Le silence retombe, lourd et pesant. Plus rien, pas un bruit, même la goutte d'eau reste suspendue au robinet maintenant muet.
Une pluie de feu semble s'élever à nouveau des profondeurs de la sapinière du Collet du Linge. De sourdes déflagrations viennent percuter les vitres de l'imposante demeure alsacienne perchée sur un pan de la montagne de Soultzeren. Aurélie découvre imperceptiblement un coin du voile de la fenêtre. Son regard est alors soudain agressé par la fulgurance des éclats de lumière éclatante qui crèvent la nuit par intermittence. De son mouchoir de dentelle elle essuie une larme lente et scintillante.
Le souffle agite les branches des pruniers, faisant tomber quelques feuilles fanées dans l'herbe croquante du jardin.
A l'étonnante lumière viennent se mêler la mitraille et le canon. La terre tremble. Le ciel est en feu.
— Tiens bon Mon Alsace !, murmure Aurélie.
Là-haut, sur le sommet de la crête au-dessus de Hohrodberg les Bleus affrontent l'armée du Kaiser dans un combat sanglant de tranchées malsaines. Les enfants de France se battent pour l'Alsace, pour sa liberté, pour sa souveraineté.
Harnachés comme des chevaliers, recouverts d'un caparaçon de métal, les hommes de garde devant les casemates ont peur, pendant que les autres montent héroïquement à l'assaut. Les obus pleuvent. Les troncs des sapins éclatent, projetant à des dizaines de mètres des lambeaux d'écorces se transformant en projectiles causant d'atroces blessures par perforation.
Entre les mines, les barbelés, la mitraille, les Schrapnels, la terre d'Alsace n'a pas fini d'abreuver le sang des valeureux. Que l'on se place de l'un ou l'autre côté des tranchées, on parle presque la même langue. On se bat pour un bout de patrie. Chacun la revendique. Elle est symbole et emblème à la fois.
C'est en l'an 870 que le calvaire commence. L'Alsace devient terre du Roi de Germanie par le traité de Meerseen. En 1678, Nimègue donne l'Alsace, encore Terre Impériale des Habsbourg, à la France. On pense en allemand mais on s'exprime en français. 1871 la voit redevenir Reichsland. 1911 lui accorde une fausse autonomie. 1915 en fait un vaste champ de bataille. On pense toujours en allemand et l'on s'exprime plus que jamais en français. L'Alsace pleure ses enfants que se déchirent. Selon son opinion politique, on a, au sein d'une même famille, opté pour le Reich ou pour la République. Des frères, des cousins des parents se retrouvent de chaque côté des barbelés.
Le chagrin d'Aurélie meurtrit son cœur pour tous ses frères alsaciens, pour ce jeune capitaine, fougueux et tendre qu'elle eut à peine le temps d'aimer.
— Reviendra-t-il enfin de ce carnage inutile ? Reverrai-je ses doux yeux se poser sur moi, me caresser avec tant de passion et d'infinie douceur ? Me le rendront-ils ?

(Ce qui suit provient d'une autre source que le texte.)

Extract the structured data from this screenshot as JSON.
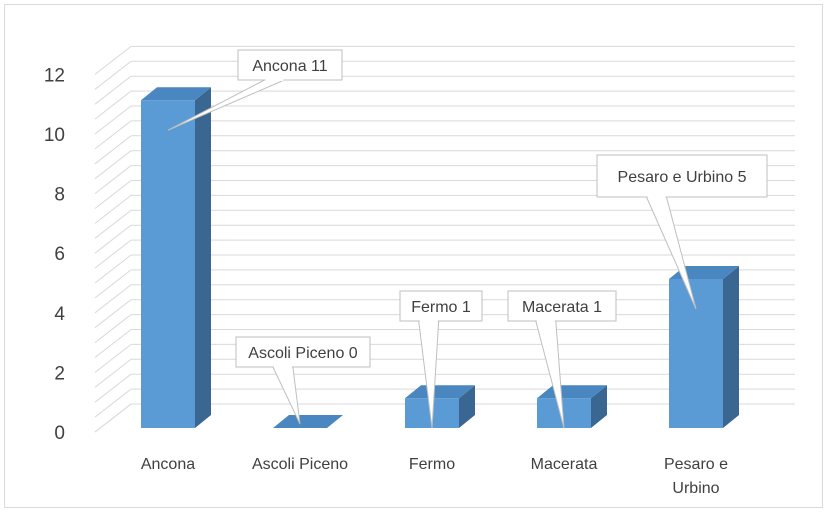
{
  "chart_data": {
    "type": "bar",
    "style": "3d-column",
    "categories": [
      "Ancona",
      "Ascoli Piceno",
      "Fermo",
      "Macerata",
      "Pesaro e Urbino"
    ],
    "category_lines": [
      [
        "Ancona"
      ],
      [
        "Ascoli Piceno"
      ],
      [
        "Fermo"
      ],
      [
        "Macerata"
      ],
      [
        "Pesaro e",
        "Urbino"
      ]
    ],
    "values": [
      11,
      0,
      1,
      1,
      5
    ],
    "data_labels": [
      "Ancona 11",
      "Ascoli Piceno 0",
      "Fermo 1",
      "Macerata 1",
      "Pesaro e Urbino 5"
    ],
    "title": "",
    "xlabel": "",
    "ylabel": "",
    "ylim": [
      0,
      12
    ],
    "yticks": [
      0,
      2,
      4,
      6,
      8,
      10,
      12
    ],
    "grid": true,
    "legend": "none",
    "colors": {
      "bar_front": "#5b9bd5",
      "bar_side": "#3a6791",
      "bar_top": "#4a86bf",
      "grid": "#d9d9d9",
      "text": "#404040",
      "label_border": "#bfbfbf"
    }
  }
}
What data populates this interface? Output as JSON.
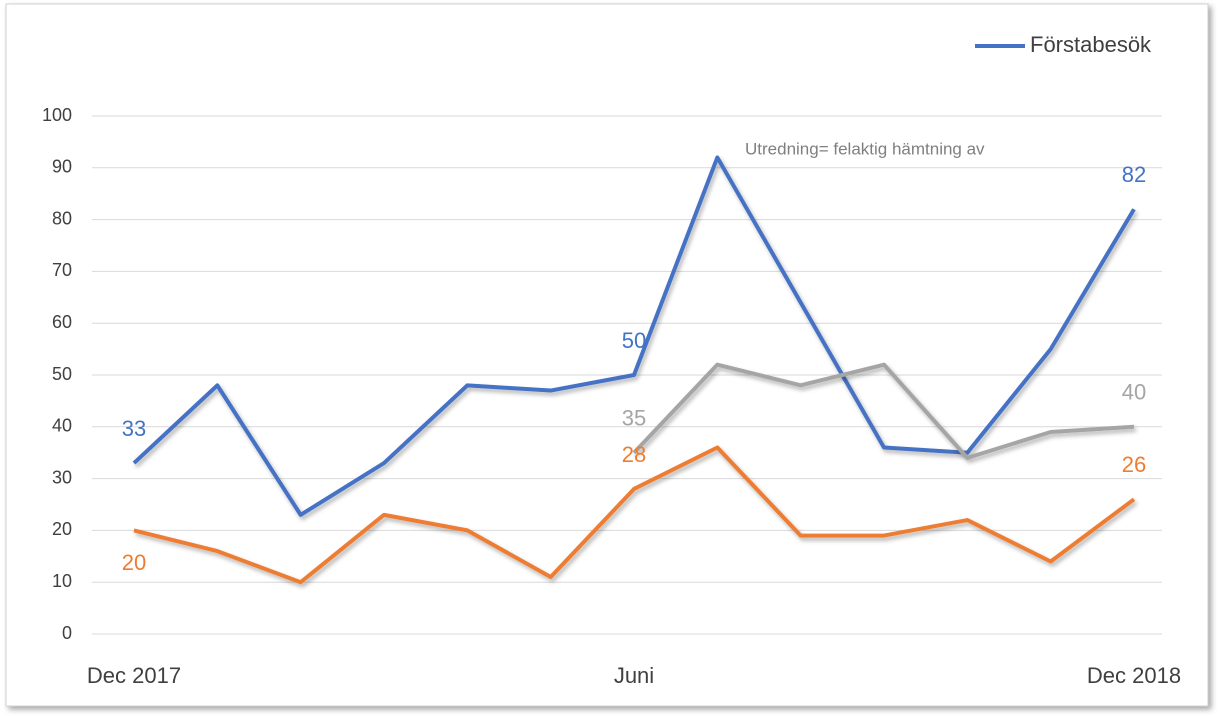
{
  "chart_data": {
    "type": "line",
    "categories": [
      "Dec 2017",
      null,
      null,
      null,
      null,
      null,
      "Juni",
      null,
      null,
      null,
      null,
      null,
      "Dec 2018"
    ],
    "series": [
      {
        "name": "Förstabesök",
        "color": "#4472c4",
        "values": [
          33,
          48,
          23,
          33,
          48,
          47,
          50,
          92,
          64,
          36,
          35,
          55,
          82
        ],
        "labels": [
          {
            "index": 0,
            "side": "above"
          },
          {
            "index": 6,
            "side": "above"
          },
          {
            "index": 12,
            "side": "above"
          }
        ]
      },
      {
        "color": "#ed7d31",
        "values": [
          20,
          16,
          10,
          23,
          20,
          11,
          28,
          36,
          19,
          19,
          22,
          14,
          26
        ],
        "labels": [
          {
            "index": 0,
            "side": "below"
          },
          {
            "index": 6,
            "side": "above"
          },
          {
            "index": 12,
            "side": "above"
          }
        ]
      },
      {
        "color": "#a5a5a5",
        "values": [
          null,
          null,
          null,
          null,
          null,
          null,
          35,
          52,
          48,
          52,
          34,
          39,
          40
        ],
        "labels": [
          {
            "index": 6,
            "side": "above"
          },
          {
            "index": 12,
            "side": "above"
          }
        ]
      }
    ],
    "annotations": [
      "Utredning= felaktig hämtning av"
    ],
    "ylim": [
      0,
      100
    ],
    "yticks": [
      0,
      10,
      20,
      30,
      40,
      50,
      60,
      70,
      80,
      90,
      100
    ],
    "grid": true,
    "legend": "top-right"
  }
}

Les yeux mi-clos, elle évoque le jour de leur rencontre au théâtre de Nancy sur la Place Stanislas, leurs escapades sous les arbres du parc de La Pépinière, leurs folles rigolades après avoir dégusté de la bière bien fraîche dans un petit estaminet de la rue des Loups, la douceur des nuits chuchotées, de soupirs étouffés et de rires contenus au château de Flavigny, propriété des parents du jeune capitaine.
L'apocalypse se déchaîne maintenant aussi au-dessus du col de Vieil- Armand ou Hartmannswillerkopf. Les Vosges sont à feu et à sang.
Derrière les forêts et les monts, découpant la cime des arbres auréolés d'orange en un vitrail d'une incomparable tendresse, le soleil se lève à l'Orient perpétuant ainsi la renaissance et l'immuabilité des choses comme une ode à la joie, à la vie, à l'amour.
Une chanson trotte dans la tête d'Aurélie, « …m'ont appelée vilaine…avec mes sabots dondaine. En passant par la Lorraine… »
— Pleure mon Alsace, pleure ! Ta robe est tâchée du sang des braves. Souris mon Alsace ! Car un jour tu vaincras. Ris mon Alsace ! Car aujourd'hui tu es libre.